No passado dia 6 de Abril, pela primeira vez,
Bob Dylan pisou um palco chinês. Na comunicação social por esse mundo fora não
faltou quem visse nesta estreia um “sinal de abertura da China”. O caso não
seria para menos: Bob Dylan carrega há décadas a aura de ser uma voz de
protesto, aura cultivada particularmente durante a década de 1960, tempos em
que a sua voz fez-se ouvir alto e bom som contra a carnificina da Guerra do
Vietname. Não foi, assim, absolutamente surpreendente a atitude do Ministério
da Cultura chinês que, em 2010, não autorizou o autor de “Blowin' in The Wind”
a actuar, nesse mesmo ano, em Pequim e em Xangai. Exactamente um ano depois, o
que mudou? A julgar pelos acontecimentos, “the answer, my friend...”: Bob
Dylan.
Primeiro em Pequim e depois em Ho Chi Min, no
Vietname, o norte-americano aceitou que o alinhamento dos concertos fosse
sujeito à aprovação das autoridades locais. Canções como “Chimes of Freedom”,
“Blowin' in The Wind” e “The Times They Are A-Changin'” não passaram no exame
prévio. A Human Rights Watch não teve pejo em acusar Dylan de se vergar à
censura do governo chinês.
Ironia das ironias, e para esfumar de vez as
fantasias de “abertura” que por aí houvesse, poucos dias antes de Bob Dylan
tocar no Pavilhão dos Trabalhadores da capital chinesa, o regime prendia o
artista Ai Weiwei, bravo activista dos direitos humanos e um símbolo de
liberdade, inconformismo e protesto.
Como atestam os infelizes exemplos de Ai
Weiwei e Bob Dylan, na China, liberdade artística e liberdade de expressão são,
aparentemente, irreconciliáveis. Pintem-se quadros, montem-se instalações,
faça-se ouvir música, mas não, como o próprio Ai Weiwei dizia que fazia, se dê
voz aos que não têm voz.
No ano passado, perante uma plateia de professores
e alunos na Universidade de Xiamen, Han Han (autor e blogger famoso na China,
considerado pela revista Time uma das 100 pessoas mais influentes em 2010), fez
um discurso que foi depois largamente difundido também fora de portas em que
explicou porque, na sua opinião, a China não está no caminho de se tornar numa
potência cultural.

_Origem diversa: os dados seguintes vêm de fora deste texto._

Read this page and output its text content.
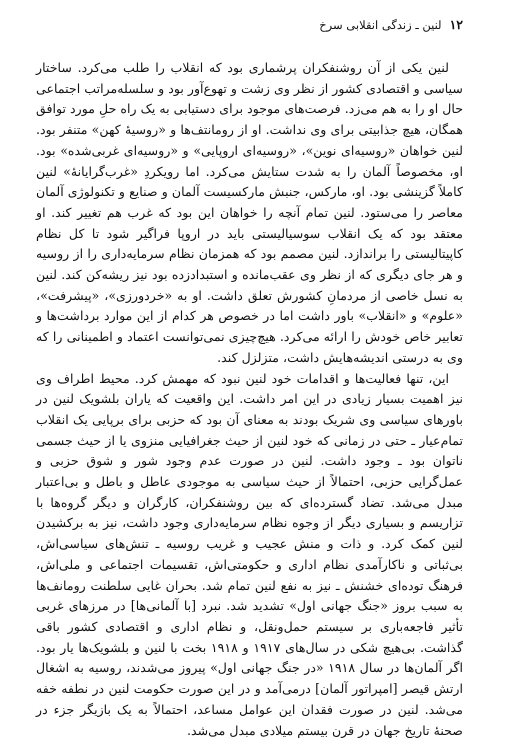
۱۲
لنین ـ زندگی انقلابی سرخ

لنین یکی از آن روشنفکران پرشماری بود که انقلاب را طلب می‌کرد. ساختار سیاسی و اقتصادی کشور از نظر وی زشت و تهوع‌آور بود و سلسله‌مراتب اجتماعی حال او را به هم می‌زد. فرصت‌های موجود برای دستیابی به یک راه حلِ مورد توافق همگان، هیچ جذابیتی برای وی نداشت. او از رومانتف‌ها و «روسیهٔ کهن» متنفر بود. لنین خواهان «روسیه‌ای نوین»، «روسیه‌ای اروپایی» و «روسیه‌ای غربی‌شده» بود. او، مخصوصاً آلمان را به شدت ستایش می‌کرد. اما رویکردِ «غرب‌گرایانهٔ» لنین کاملاً گزینشی بود. او، مارکس، جنبش مارکسیست آلمان و صنایع و تکنولوژی آلمان معاصر را می‌ستود. لنین تمام آنچه را خواهان این بود که غرب هم تغییر کند. او معتقد بود که یک انقلاب سوسیالیستی باید در اروپا فراگیر شود تا کل نظام کاپیتالیستی را براندازد. لنین مصمم بود که همزمان نظام سرمایه‌داری را از روسیه و هر جای دیگری که از نظر وی عقب‌مانده و استبدادزده بود نیز ریشه‌کن کند. لنین به نسل خاصی از مردمانِ کشورش تعلق داشت. او به «خردورزی»، «پیشرفت»، «علوم» و «انقلاب» باور داشت اما در خصوص هر کدام از این موارد برداشت‌ها و تعابیر خاص خودش را ارائه می‌کرد. هیچ‌چیزی نمی‌توانست اعتماد و اطمینانی را که وی به درستی اندیشه‌هایش داشت، متزلزل کند.

این، تنها فعالیت‌ها و اقدامات خود لنین نبود که مهمش کرد. محیط اطراف وی نیز اهمیت بسیار زیادی در این امر داشت. این واقعیت که یاران بلشویک لنین در باورهای سیاسی وی شریک بودند به معنای آن بود که حزبی برای برپایی یک انقلاب تمام‌عیار ـ حتی در زمانی که خود لنین از حیث جغرافیایی منزوی یا از حیث جسمی ناتوان بود ـ وجود داشت. لنین در صورت عدم وجود شور و شوق حزبی و عمل‌گرایی حزبی، احتمالاً از حیث سیاسی به موجودی عاطل و باطل و بی‌اعتبار مبدل می‌شد. تضاد گسترده‌ای که بین روشنفکران، کارگران و دیگر گروه‌ها با تزاریسم و بسیاری دیگر از وجوه نظام سرمایه‌داری وجود داشت، نیز به برکشیدن لنین کمک کرد. و ذات و منش عجیب و غریب روسیه ـ تنش‌های سیاسی‌اش، بی‌ثباتی و ناکارآمدی نظام اداری و حکومتی‌اش، تقسیمات اجتماعی و ملی‌اش، فرهنگ توده‌ای خشنش ـ نیز به نفع لنین تمام شد. بحران غایی سلطنت رومانف‌ها به سبب بروز «جنگ جهانی اول» تشدید شد. نبرد [با آلمانی‌ها] در مرزهای غربی تأثیر فاجعه‌باری بر سیستم حمل‌ونقل، و نظام اداری و اقتصادی کشور باقی گذاشت. بی‌هیچ شکی در سال‌های ۱۹۱۷ و ۱۹۱۸ بخت با لنین و بلشویک‌ها یار بود. اگر آلمان‌ها در سال ۱۹۱۸ «در جنگ جهانی اول» پیروز می‌شدند، روسیه به اشغال ارتش قیصر [امپراتور آلمان] درمی‌آمد و در این صورت حکومت لنین در نطفه خفه می‌شد. لنین در صورت فقدان این عوامل مساعد، احتمالاً به یک بازیگر جزء در صحنهٔ تاریخ جهان در قرن بیستم میلادی مبدل می‌شد.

A tese é simples: os líderes chineses vivem com medo da
cultura e do conhecimento e por isso dedicam-se à censura como forma de
garantir a sobrevivência do regime.
Han Han defende que a China tem o que é
preciso para se transformar numa poderosa potência cultural, mas para que tal
aconteça não é possível continuar a exercer-se a castração da imaginação.

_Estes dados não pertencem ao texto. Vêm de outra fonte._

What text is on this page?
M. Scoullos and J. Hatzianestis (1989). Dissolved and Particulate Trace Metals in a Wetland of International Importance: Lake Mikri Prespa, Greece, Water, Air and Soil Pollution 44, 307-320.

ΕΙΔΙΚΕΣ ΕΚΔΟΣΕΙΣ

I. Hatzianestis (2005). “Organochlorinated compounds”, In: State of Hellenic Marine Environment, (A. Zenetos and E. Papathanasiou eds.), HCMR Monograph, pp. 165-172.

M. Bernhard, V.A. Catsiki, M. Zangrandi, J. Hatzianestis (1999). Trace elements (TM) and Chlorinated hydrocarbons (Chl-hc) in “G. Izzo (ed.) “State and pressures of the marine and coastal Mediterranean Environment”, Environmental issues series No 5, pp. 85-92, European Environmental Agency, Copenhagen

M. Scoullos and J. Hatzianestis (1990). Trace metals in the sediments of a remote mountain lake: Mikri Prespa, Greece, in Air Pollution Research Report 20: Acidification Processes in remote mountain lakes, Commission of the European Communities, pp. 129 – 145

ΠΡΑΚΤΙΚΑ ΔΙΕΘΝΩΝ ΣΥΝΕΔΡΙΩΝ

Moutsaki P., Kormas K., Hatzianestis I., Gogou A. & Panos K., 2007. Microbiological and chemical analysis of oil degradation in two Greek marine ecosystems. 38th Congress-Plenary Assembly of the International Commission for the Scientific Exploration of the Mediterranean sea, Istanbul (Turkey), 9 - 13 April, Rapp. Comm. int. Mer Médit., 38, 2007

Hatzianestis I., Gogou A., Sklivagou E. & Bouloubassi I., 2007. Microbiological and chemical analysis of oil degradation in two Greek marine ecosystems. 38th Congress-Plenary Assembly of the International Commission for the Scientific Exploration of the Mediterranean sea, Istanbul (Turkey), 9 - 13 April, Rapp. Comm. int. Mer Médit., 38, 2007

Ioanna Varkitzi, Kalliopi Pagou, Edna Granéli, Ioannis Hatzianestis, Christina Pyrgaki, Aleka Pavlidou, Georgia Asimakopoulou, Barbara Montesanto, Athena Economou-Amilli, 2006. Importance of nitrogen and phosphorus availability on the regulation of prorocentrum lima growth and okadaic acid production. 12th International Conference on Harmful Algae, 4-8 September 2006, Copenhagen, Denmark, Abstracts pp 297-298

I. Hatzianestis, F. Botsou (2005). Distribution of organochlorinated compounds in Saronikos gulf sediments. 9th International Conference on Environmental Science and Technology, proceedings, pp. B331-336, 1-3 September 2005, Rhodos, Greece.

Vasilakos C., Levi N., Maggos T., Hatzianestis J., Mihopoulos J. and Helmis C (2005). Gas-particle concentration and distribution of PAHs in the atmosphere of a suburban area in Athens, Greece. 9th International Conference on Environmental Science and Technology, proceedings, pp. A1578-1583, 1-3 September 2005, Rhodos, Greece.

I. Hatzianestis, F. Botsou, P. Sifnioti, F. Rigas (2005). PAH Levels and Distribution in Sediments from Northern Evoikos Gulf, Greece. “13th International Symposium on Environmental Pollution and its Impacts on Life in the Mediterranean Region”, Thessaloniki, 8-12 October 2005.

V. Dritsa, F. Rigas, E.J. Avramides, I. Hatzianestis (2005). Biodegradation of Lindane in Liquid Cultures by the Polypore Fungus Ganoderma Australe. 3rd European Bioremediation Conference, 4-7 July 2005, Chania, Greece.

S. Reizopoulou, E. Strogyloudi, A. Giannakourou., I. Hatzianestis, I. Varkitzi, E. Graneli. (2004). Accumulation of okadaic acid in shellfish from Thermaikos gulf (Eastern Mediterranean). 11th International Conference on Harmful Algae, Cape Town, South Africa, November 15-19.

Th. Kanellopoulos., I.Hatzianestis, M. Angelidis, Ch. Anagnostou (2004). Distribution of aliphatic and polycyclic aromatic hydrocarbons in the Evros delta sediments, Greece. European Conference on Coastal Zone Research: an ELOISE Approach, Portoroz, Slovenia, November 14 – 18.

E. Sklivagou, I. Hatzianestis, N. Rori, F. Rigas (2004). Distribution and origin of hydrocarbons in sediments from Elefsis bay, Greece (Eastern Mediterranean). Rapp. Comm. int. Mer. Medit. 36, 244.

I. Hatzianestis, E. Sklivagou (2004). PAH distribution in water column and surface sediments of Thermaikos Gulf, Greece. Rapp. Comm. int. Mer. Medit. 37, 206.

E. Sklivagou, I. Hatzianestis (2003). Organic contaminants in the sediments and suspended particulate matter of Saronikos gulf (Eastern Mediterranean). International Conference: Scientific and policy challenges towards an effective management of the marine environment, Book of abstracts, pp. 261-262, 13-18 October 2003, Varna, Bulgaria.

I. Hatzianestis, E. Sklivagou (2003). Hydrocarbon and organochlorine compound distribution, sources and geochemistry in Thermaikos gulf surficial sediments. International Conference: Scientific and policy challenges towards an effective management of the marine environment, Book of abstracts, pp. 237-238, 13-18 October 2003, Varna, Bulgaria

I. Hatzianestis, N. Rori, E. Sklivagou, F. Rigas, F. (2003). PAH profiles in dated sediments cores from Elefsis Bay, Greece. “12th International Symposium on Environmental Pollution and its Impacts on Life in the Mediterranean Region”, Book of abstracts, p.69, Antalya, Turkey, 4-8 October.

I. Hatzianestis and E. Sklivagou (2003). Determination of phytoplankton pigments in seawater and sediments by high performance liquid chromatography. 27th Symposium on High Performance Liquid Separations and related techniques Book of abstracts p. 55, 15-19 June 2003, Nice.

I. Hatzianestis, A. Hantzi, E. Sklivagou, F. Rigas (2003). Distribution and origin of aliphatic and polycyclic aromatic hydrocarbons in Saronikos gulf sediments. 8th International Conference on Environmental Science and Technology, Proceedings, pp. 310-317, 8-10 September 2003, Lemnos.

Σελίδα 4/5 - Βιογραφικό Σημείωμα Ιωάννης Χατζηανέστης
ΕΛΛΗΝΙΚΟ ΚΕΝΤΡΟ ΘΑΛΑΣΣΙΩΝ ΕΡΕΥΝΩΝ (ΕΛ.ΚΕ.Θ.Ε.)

Assim, apela a todos os que têm responsabilidades acrescidas – artistas,
professores, jornalistas –, para que lutem contra a mais insidiosa forma de
censura: a que nos infligimos a nós próprios. Han Han entende que só quando os
escritores, os músicos e os restantes artistas se livrarem desse crivo
auto-imposto poderão reflectir no seu trabalho valor e dimensão capazes de se
afirmarem como próprios e dignos de uma potência cultural.

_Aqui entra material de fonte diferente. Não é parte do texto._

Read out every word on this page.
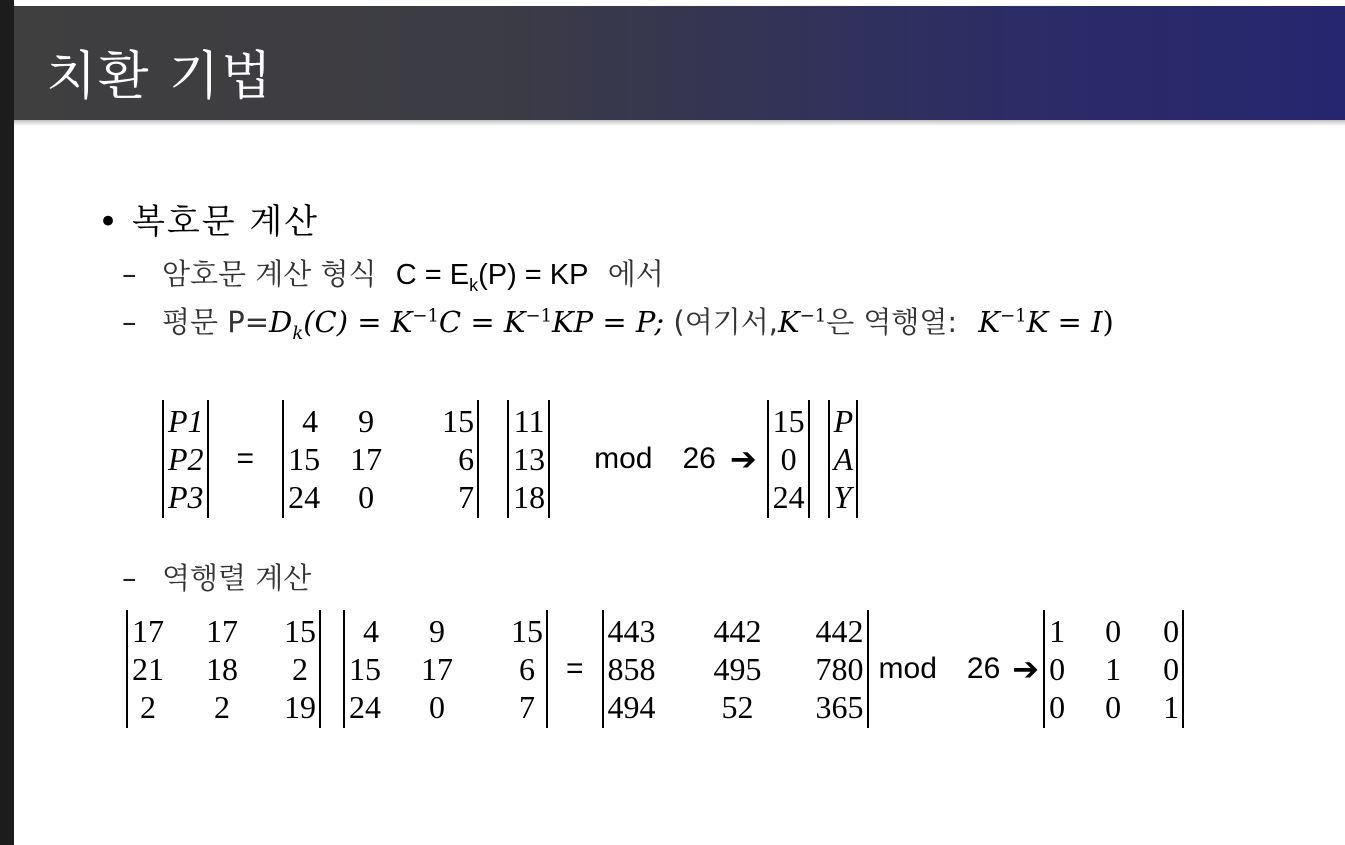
치환 기법
• 복호문 계산
– 암호문 계산 형식 $C = E_k(P)$ = KP 에서
– 평문 $P=D_k(C) = K^{-1}C = K^{-1}KP = P$; (여기서$,K^{-1}$은 역행열: $K^{-1}K = I$)
P1
P2
P3
=
4
15
24
9
17
0
15
6
7
11
13
18
mod 26 ➔
15
0
24
P
A
Y
– 역행렬 계산
17
21
2
17
18
2
15
2
19
4
15
24
9
17
0
15
6
7
=
443
858
494
442
495
52
442
780
365
mod 26 ➔
1
0
0
0
1
0
0
0
1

Han Han mostra-se convencido de que só as
potências culturais resistem no tempo, pois os impérios apenas assentes no
poder económico, avisa, sucumbem, como, de resto, a actualidade tem sido
pródiga em demonstrar. Acrescento eu que outra lição que pode ser extraída
desta nossa actualidade mostra-nos ainda quão insondáveis são estes tempos em
que vivemos. Que sirva de algum consolo saber que foi sempre assim e que o
futuro será sempre incerto – que o digam os jovens dos anos 60 que fizeram coro
em protestos ao som de canções como “The Times They Are A-Changin'”. É bem
verdade, mas há coisas que nunca mudam.